Wednesday, July 22, 2009

Minibond - misconceptions and unfair criticisms

Dear Mr. Tan,
I would like to respond to the following misconceptions and unfair criticisms:

1) The fixed deposit is about 1.5% in 2007 and you get 5% from minibond. You should have known better. So high differential. Still claims risk?

It is not fair to use 12 months fixed deposit rate because minibond is for 5 years. There are many low risk products offer 4% to 6% returns from the market. E.g. DBS6%NCPS, UOB5.05%NCPS, OCBC5.1%NCPS, OCBC4.2%NCPS…. If we compare the minibond with the OCBC 4.2% and 4.5% preference shares available from the stock market, which we can sell the shares anytime if we need cash, the 5% offered by minibond is not attractive because we can’t touch the money for 5 years.

2) High return high risk, since you get 5%, the risk should be high.

Many financial experts agreed that the reasonable return from long term investments (5 to 10 years) should be around 4% to 6%. A 5% return from minibond should not be considered as high as it is a long term (5 years) investment. All high risk investments are on short term basis, who would want to invest into a long term high risk product?

3) Who ask them to invest blindly on a product which they don’t understand?

Misled by the newspaper advertisements and sales brochures, many investors thought they were buying a five-year bond issued by the six leading banks. It turned out that it is a very complex product which even the sales people from the financial institutions are unable to explain clearly.

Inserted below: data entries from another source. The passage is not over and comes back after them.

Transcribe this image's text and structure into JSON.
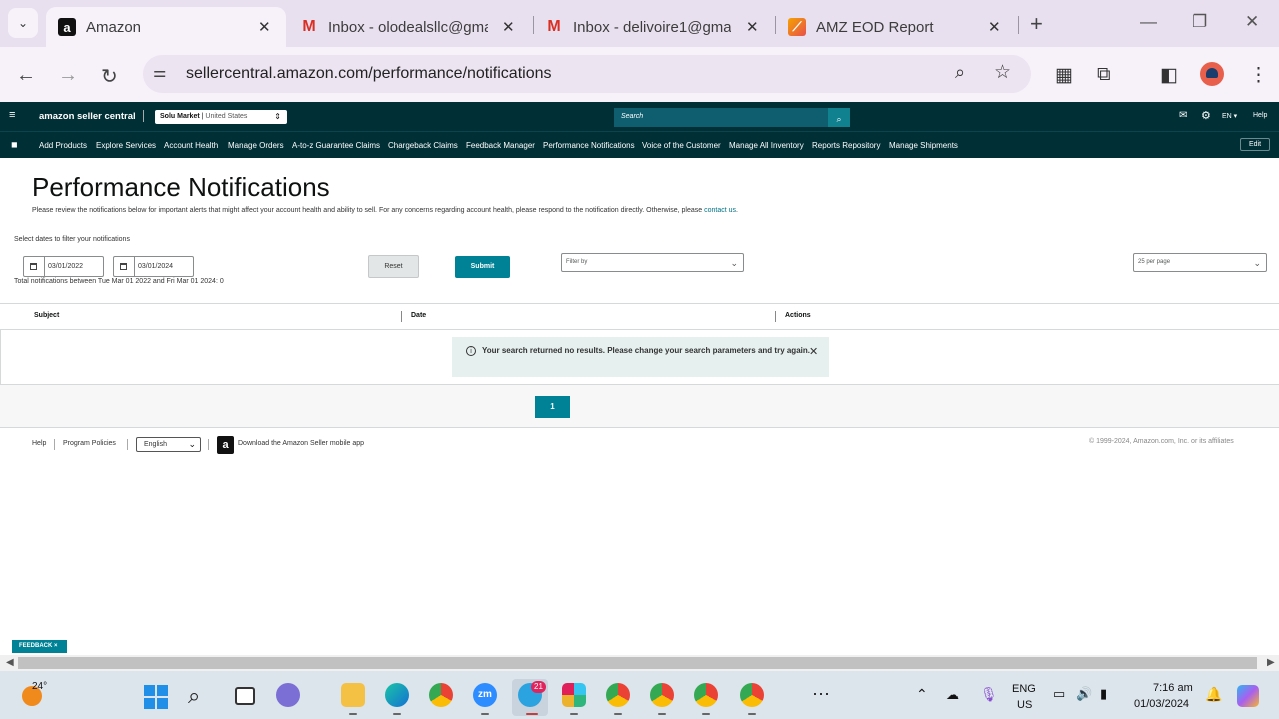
{
  "browser": {
    "tabs": [
      {
        "title": "Amazon",
        "active": true
      },
      {
        "title": "Inbox - olodealsllc@gmail",
        "active": false
      },
      {
        "title": "Inbox - delivoire1@gmail",
        "active": false
      },
      {
        "title": "AMZ EOD Report",
        "active": false
      }
    ],
    "new_tab": "+",
    "url": "sellercentral.amazon.com/performance/notifications"
  },
  "sc_header": {
    "brand": "amazon seller central",
    "store_name": "Solu Market",
    "store_region": "United States",
    "search_placeholder": "Search",
    "language": "EN",
    "help": "Help"
  },
  "nav": {
    "items": [
      "Add Products",
      "Explore Services",
      "Account Health",
      "Manage Orders",
      "A-to-z Guarantee Claims",
      "Chargeback Claims",
      "Feedback Manager",
      "Performance Notifications",
      "Voice of the Customer",
      "Manage All Inventory",
      "Reports Repository",
      "Manage Shipments"
    ],
    "edit": "Edit"
  },
  "page": {
    "title": "Performance Notifications",
    "description": "Please review the notifications below for important alerts that might affect your account health and ability to sell. For any concerns regarding account health, please respond to the notification directly. Otherwise, please ",
    "contact_link": "contact us",
    "description_end": ".",
    "filter_label": "Select dates to filter your notifications",
    "date_from": "03/01/2022",
    "date_to": "03/01/2024",
    "reset": "Reset",
    "submit": "Submit",
    "filter_by_placeholder": "Filter by",
    "per_page": "25 per page",
    "total_text": "Total notifications between Tue Mar 01 2022 and Fri Mar 01 2024: 0"
  },
  "table": {
    "columns": [
      "Subject",
      "Date",
      "Actions"
    ],
    "alert": "Your search returned no results. Please change your search parameters and try again."
  },
  "pagination": {
    "current": "1"
  },
  "footer": {
    "help": "Help",
    "policies": "Program Policies",
    "language": "English",
    "app_text": "Download the Amazon Seller mobile app",
    "copyright": "© 1999-2024, Amazon.com, Inc. or its affiliates"
  },
  "feedback": "FEEDBACK ×",
  "taskbar": {
    "temperature": "24°",
    "telegram_badge": "21",
    "lang_top": "ENG",
    "lang_bottom": "US",
    "time": "7:16 am",
    "date": "01/03/2024"
  }
}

4) As a responsible investor, you should have read the prospectus before making the investment.

The minibond prospectus summary is as misleading as the sales brochures. The other parts of the prospectus give plenty of information on the credit ratings of the six leading banks which reinforce the believing that it is a bond issued by the banks.

It is also not realistic to expect an ordinary investor to understand fully the entire prospectus before making an investment. For example, of the tens of thousands of OCBC preferences shares investors, how many of them really read and understand fully the entire prospectus of the preference shares before making the investment?

5) Who would expect Lehman brothers to go bankrupt? (i.e. the risk is low at the time of selling) It is unfortunate that Lehman did fail. You have to accept it and move on.

Minibond is not a bond issued by Lehman or by the six banks. It is a high risk long term complex structure product. Who would dare to invest in a high risk product for 5 years?